Buying costs for PPOR deductible when turned to an IP?

Hi,

We are buying a new property which we are going to live in for 5 years or so and then develop. I was going to borrow the money for the buying costs and am wondering if the interest on this loan will be deductible after the property is developed and becomes an IP as it was originally used to fund the PPOR buying costs.
 
Hi Pablo

By "buying costs" I assume you mean stamp duty, legals, etc? If you do, hence you're borrowing say 105% of the house, it'll be deductible when you eventually turn the property into an IP, PROVIDED that you don't contaminate the borrowing with private use.

By that, I mean that you can't draw down any funds from the mortgage after you buy the house, unless the draw down is specifically to add value to the house, i.e. you can't drawdown $20k from your mortgage to buy a car, but you can do it do add a pool.

You absolutely must consider either an offset mortgage or an interest only mortgage, they're simply the only games in town for someone in your position.

Interest only is ok if you have an alternative place to invest any spare cash, but for most people an offset account will give you the best return on any spare cash.

(If you take out an normal repayment mortgage, then in the first 5 years you will pay down approx 11% of the loan value)

Finally, if you pay Lender's Mortgage Insurance it'll be written off for tax over 5 years, so you won't get any benefit once it becomes an IP, although if you've borrowed to pay the LMI that than borrowing is subject to the same rules as above.

I hope this helps.

Cheers
Jonathon
 
Buying costs such as legals and stamp duty are never deductible outright, they add to the cost base of the property and are subtracted from your eventual capital gain (if any). This applies whether it's a PPOR or an investment.

In your case, you might not even get that benefit, if you pay no capital gains on the sale of the PPOR (it can be rented out for up to 6 years and you still get the exemption, assuming you own no other PPOR in that time).

The only exception is borrowing costs, such as mortgage application fees, LMI and mortgage stamp duty, which are deductible over five years.
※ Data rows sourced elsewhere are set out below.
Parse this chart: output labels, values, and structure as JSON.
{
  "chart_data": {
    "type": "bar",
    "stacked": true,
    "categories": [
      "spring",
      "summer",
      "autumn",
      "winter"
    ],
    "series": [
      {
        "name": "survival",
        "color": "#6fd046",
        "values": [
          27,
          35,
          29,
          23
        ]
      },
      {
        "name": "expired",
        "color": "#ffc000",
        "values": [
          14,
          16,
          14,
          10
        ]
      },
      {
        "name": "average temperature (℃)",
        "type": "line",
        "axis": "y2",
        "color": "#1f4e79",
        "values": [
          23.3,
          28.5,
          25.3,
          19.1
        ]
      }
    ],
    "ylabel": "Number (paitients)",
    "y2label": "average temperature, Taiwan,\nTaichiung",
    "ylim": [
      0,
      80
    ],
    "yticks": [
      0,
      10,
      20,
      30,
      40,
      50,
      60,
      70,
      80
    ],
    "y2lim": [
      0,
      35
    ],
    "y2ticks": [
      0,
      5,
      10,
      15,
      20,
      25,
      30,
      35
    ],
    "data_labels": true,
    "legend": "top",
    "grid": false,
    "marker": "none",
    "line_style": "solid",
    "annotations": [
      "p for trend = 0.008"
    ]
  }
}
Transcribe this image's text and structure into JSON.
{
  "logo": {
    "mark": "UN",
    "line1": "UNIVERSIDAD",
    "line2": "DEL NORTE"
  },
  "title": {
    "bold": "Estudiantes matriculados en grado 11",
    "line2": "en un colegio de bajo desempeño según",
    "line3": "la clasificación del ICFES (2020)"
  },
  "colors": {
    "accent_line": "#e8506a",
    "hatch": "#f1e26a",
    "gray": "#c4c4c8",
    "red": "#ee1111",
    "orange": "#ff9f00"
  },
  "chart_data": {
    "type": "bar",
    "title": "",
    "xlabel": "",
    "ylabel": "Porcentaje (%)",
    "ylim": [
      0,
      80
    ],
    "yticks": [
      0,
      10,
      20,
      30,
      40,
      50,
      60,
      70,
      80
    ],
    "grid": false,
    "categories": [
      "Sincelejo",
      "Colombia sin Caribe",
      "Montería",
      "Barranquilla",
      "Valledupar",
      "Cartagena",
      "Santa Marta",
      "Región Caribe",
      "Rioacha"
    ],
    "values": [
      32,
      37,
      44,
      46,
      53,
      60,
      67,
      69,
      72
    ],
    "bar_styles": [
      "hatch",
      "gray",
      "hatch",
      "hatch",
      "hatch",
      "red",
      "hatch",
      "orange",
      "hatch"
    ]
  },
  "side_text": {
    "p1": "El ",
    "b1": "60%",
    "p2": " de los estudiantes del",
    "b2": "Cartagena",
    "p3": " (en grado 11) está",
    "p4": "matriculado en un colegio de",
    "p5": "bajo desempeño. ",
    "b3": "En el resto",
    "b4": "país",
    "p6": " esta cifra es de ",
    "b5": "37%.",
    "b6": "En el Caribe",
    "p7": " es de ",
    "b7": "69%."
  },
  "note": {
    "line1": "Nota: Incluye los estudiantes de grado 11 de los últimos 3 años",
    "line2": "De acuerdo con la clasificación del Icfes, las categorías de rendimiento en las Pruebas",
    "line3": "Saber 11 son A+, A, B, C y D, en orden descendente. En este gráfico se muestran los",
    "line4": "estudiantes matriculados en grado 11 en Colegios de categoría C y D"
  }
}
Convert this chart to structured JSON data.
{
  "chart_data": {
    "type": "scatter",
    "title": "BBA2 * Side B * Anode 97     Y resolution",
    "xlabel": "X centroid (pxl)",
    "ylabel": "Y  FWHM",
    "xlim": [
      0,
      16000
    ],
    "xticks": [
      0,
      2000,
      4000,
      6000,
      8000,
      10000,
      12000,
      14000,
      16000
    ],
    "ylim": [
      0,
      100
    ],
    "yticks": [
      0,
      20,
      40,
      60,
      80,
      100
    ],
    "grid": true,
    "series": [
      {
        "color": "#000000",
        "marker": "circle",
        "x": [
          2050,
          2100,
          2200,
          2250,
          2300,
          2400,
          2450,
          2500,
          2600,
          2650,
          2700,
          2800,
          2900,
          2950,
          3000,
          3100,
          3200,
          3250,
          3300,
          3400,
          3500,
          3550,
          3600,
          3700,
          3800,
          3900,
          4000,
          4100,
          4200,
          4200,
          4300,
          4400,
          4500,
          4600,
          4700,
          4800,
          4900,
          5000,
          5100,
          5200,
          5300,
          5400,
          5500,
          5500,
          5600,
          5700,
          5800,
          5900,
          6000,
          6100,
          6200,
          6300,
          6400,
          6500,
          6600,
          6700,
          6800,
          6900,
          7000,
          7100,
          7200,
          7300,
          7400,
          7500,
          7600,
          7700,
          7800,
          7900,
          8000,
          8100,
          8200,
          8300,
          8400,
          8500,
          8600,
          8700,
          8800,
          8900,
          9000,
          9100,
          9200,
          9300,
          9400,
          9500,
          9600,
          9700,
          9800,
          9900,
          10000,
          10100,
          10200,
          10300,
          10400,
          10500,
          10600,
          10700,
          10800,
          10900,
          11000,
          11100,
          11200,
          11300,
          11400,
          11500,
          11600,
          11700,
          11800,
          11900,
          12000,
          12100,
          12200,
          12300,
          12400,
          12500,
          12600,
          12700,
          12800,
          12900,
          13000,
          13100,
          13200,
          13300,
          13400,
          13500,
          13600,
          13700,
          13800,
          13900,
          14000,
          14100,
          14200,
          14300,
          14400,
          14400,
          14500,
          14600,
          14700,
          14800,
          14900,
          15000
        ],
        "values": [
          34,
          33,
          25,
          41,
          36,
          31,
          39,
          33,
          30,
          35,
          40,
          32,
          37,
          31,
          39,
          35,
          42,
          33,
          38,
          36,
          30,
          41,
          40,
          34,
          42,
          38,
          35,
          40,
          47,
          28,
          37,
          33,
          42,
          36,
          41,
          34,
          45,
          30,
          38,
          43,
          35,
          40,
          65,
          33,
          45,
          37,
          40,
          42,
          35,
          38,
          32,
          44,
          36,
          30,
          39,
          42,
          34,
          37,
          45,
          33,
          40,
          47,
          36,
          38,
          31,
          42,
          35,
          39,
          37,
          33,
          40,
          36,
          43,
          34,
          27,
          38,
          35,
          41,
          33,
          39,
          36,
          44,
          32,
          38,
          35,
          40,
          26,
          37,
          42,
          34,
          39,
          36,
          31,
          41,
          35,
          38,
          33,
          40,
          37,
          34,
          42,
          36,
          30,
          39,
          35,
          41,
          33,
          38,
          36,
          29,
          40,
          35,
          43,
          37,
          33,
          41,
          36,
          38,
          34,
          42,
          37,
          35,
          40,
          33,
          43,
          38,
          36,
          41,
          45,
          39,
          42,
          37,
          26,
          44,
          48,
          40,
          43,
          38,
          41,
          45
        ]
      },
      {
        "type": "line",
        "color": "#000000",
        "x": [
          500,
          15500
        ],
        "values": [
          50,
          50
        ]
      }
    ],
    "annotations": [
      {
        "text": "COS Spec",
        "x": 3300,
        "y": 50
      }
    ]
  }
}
Still, don't contaminate the mortgage - you want to get your full interest deductions when you ultimately rent it out.
 
There's something I didn't quite grasp from the above postings:

So you've got a PPOR and turned it into an IP, if the place has an LMI which is capitalised then it is tax deductible? or is it always tax deductible?

Cheers
 
The LMI is only deductible once it becomes an IP. If you pay $10k LMI, which is capitalised into the loan, then you turn it into an IP 3 years after buying it, you still have $4k of LMI to be deducted in years 4 & 5 ($2k pa).

The $6k that is 'written off' in years 1-3 isn't deductible.

The interest on the loan is fully deductible, from the moment it turns into an IP, subject to the usual laon contamination rules.

Cheers
Jonathon
 
What happens if you don't borrow money for "buying costs"?
We're in a similar situation, with only 80% of actual price mortgaged (essentially to avoid LMI)? Current loan is set up as interest only with an offset account?
 
What happens if you don't borrow money for "buying costs"?
We're in a similar situation, with only 80% of actual price mortgaged (essentially to avoid LMI)? Current loan is set up as interest only with an offset account?

No LMI paid means no deduction for LMI...or am I missing something?
 
Jonathan - sorry I didn't clarify my query properly - I was actually asking about stamp duty, legals. Can you deduct them if you convert from a PPOR to IP after 2-3 years?
 
Jonathan - sorry I didn't clarify my query properly - I was actually asking about stamp duty, legals. Can you deduct them if you convert from a PPOR to IP after 2-3 years?

Not for income tax purposes, they're capital items so only deductible for CGT, if and when you sell the house.